It’s now the second half of 2019. Besides being a good time to look at how we’re doing on our New Year’s Resolutions (I’ve joined a gym but I’m not going as much as I’d like), it’s as good of a time as any to look at our points and miles situation.
Some bloggers are looking at their progression on qualifying for status with airlines or hotels (Ben from One Mile at a Time wrote about his progression, and congrats to him for figuring out it doesn’t pay to be loyal). Since I couldn’t care less how many nights I’ve stayed at a hotel chain or how many miles I’ve flown with an airline, what can I look at?
After sign up bonuses for credit cards, ongoing spend is the next most important way I accumulate points and miles. Looking into where I’m putting that spend and if it fits the plan I have for our points earning is a smart thing to do.
Thanks to Quicken and some scrap paper, here’s a breakdown of our spending for the first six months of 2019.
1. American Express Everyday Preferred (19%)
It’s no surprise to me that the AMEX Everyday Preferred took the top spot for our spending. For part of the year, it was the card holding the top spot in Sharon’s wallet. It’s also the card I try to use for all of our grocery store spending until we max out the 3x points bonus on the first $6,000. Since we get a 50% bonus points for every month we hit 30 transactions, I used this card to pay our and my dad’s taxes and made sure we got the 50% bonus that statement period. Earning 1.5 Membership Rewards points per dollar for that expense was worth the fee we had to pay for using a credit card.
American Express must be loving us. The Bonvoy Brilliant card took second place for the first part of 2019, mainly because we needed to reach the $5,000 spending requirement to get the 100,000 point bonus for upgrading our card. I didn’t take the card out of Sharon’s wallet fast enough once we hit the threshold so we spent a little more than I would have liked on the card, but 100,000 Marriott Bonvoy points are worth it.

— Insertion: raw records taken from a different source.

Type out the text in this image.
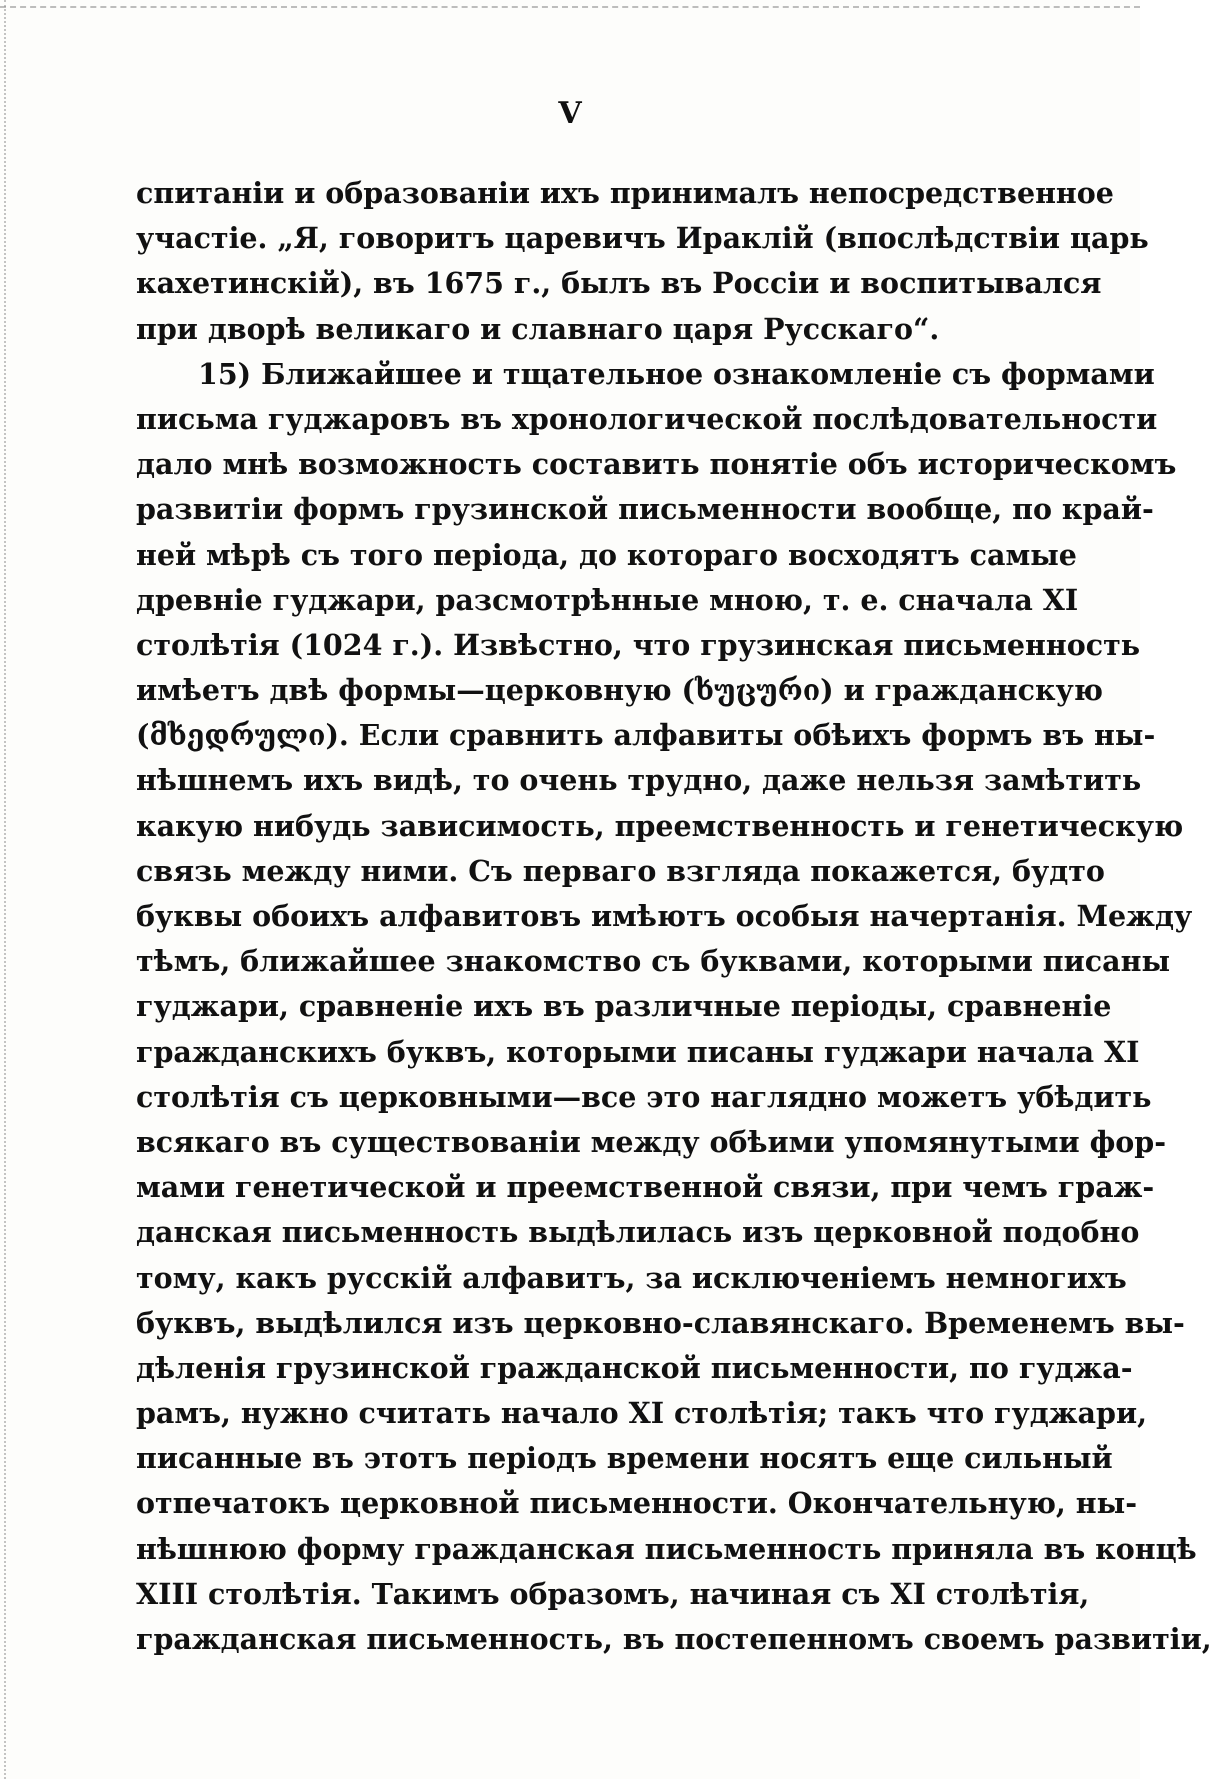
V
спитаніи и образованіи ихъ принималъ непосредственное
участіе. „Я, говоритъ царевичъ Ираклій (впослѣдствіи царь
кахетинскій), въ 1675 г., былъ въ Россіи и воспитывался
при дворѣ великаго и славнаго царя Русскаго“.
15) Ближайшее и тщательное ознакомленіе съ формами
письма гуджаровъ въ хронологической послѣдовательности
дало мнѣ возможность составить понятіе объ историческомъ
развитіи формъ грузинской письменности вообще, по край-
ней мѣрѣ съ того періода, до котораго восходятъ самые
древніе гуджари, разсмотрѣнные мною, т. е. сначала XI
столѣтія (1024 г.). Извѣстно, что грузинская письменность
имѣетъ двѣ формы—церковную (ხუცური) и гражданскую
(მხედრული). Если сравнить алфавиты обѣихъ формъ въ ны-
нѣшнемъ ихъ видѣ, то очень трудно, даже нельзя замѣтить
какую нибудь зависимость, преемственность и генетическую
связь между ними. Съ перваго взгляда покажется, будто
буквы обоихъ алфавитовъ имѣютъ особыя начертанія. Между
тѣмъ, ближайшее знакомство съ буквами, которыми писаны
гуджари, сравненіе ихъ въ различные періоды, сравненіе
гражданскихъ буквъ, которыми писаны гуджари начала XI
столѣтія съ церковными—все это наглядно можетъ убѣдить
всякаго въ существованіи между обѣими упомянутыми фор-
мами генетической и преемственной связи, при чемъ граж-
данская письменность выдѣлилась изъ церковной подобно
тому, какъ русскій алфавитъ, за исключеніемъ немногихъ
буквъ, выдѣлился изъ церковно-славянскаго. Временемъ вы-
дѣленія грузинской гражданской письменности, по гуджа-
рамъ, нужно считать начало XI столѣтія; такъ что гуджари,
писанные въ этотъ періодъ времени носятъ еще сильный
отпечатокъ церковной письменности. Окончательную, ны-
нѣшнюю форму гражданская письменность приняла въ концѣ
XIII столѣтія. Такимъ образомъ, начиная съ XI столѣтія,
гражданская письменность, въ постепенномъ своемъ развитіи,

3. World of Hyatt Visa by Chase (16%)
The World of Hyatt card is up towards the top of the spending list is because I was still trying to reach the minimum spend to reach the $6,000 requirement to get the full sign up bonus. I’m still using the card and might actually hit the $15,000 spend required to get an additional free night at a category 1-4 hotel. That will totally depend on how many other new cards I sign up for this year.
4. Citi Prestige (15%)
The Citi Prestige makes the list because of the great return it gets on dining expenses (5x), the coverage it gives for theater tickets and the great travel coverage it provides. However, most of those coverages are going away in September and I imagine most of my spending will be leaving this card as well at that point.
5. Barclaycard Arrival+ (8%)
Part of my spending on the Arrival+ in 2019 was to meet the $5,000 spending requirement to get the sign-up bonus. Since then, the card has been where we are putting our non-bonused spending as we can earn 2% back when redeeming the points for travel expenses. I’ve used the points for a free night in Fort Lauderdale and for an overpriced flight to New York.
6. Ink Cash (4%)
I put our monthly charges for cable and internet along with our Sirius XM and Spotify subscriptions on the Ink Cash to earn 5% back. This is a truly George Foreman Grill way to earn miles. Set it and forget it.
7. Chase Sapphire Reserve (3.6%)
For a card that I love as much as the Sapphire Reserve, I was really surprised to see that it’s as low as it is on the list. But when I think about it, it’s not that shocking. Up until now, the Citi Prestige was a better card to use at restaurants earning 5x Thank You points. The Sapphire Reserve was only good for rental cars and when I was paying for meals and Sharon wasn’t there. I can see this card’s wallet share going up once the Citi Prestige is no longer the go-to card for travel expenses after all the insurance coverages go away.
8. Ink Preferred (2.5%)
I use the Ink Preferred to pay for our cell phone bill because of its excellent insurance coverage. I could earn more points with the Ink Cash but I value the coverage more than the points. It’s also the card I use to pay some of the expenses for YMMY since I can earn 3x points on advertising purchases with social media sites and search engines.
9. Other (15%)
The rest of our spending was spread out over all of our other cards. That spending was used to meet some AMEX offers, targeted bonus offers, quarterly bonus categories and to get additional points for specific categories like toll expenses and theme park tickets.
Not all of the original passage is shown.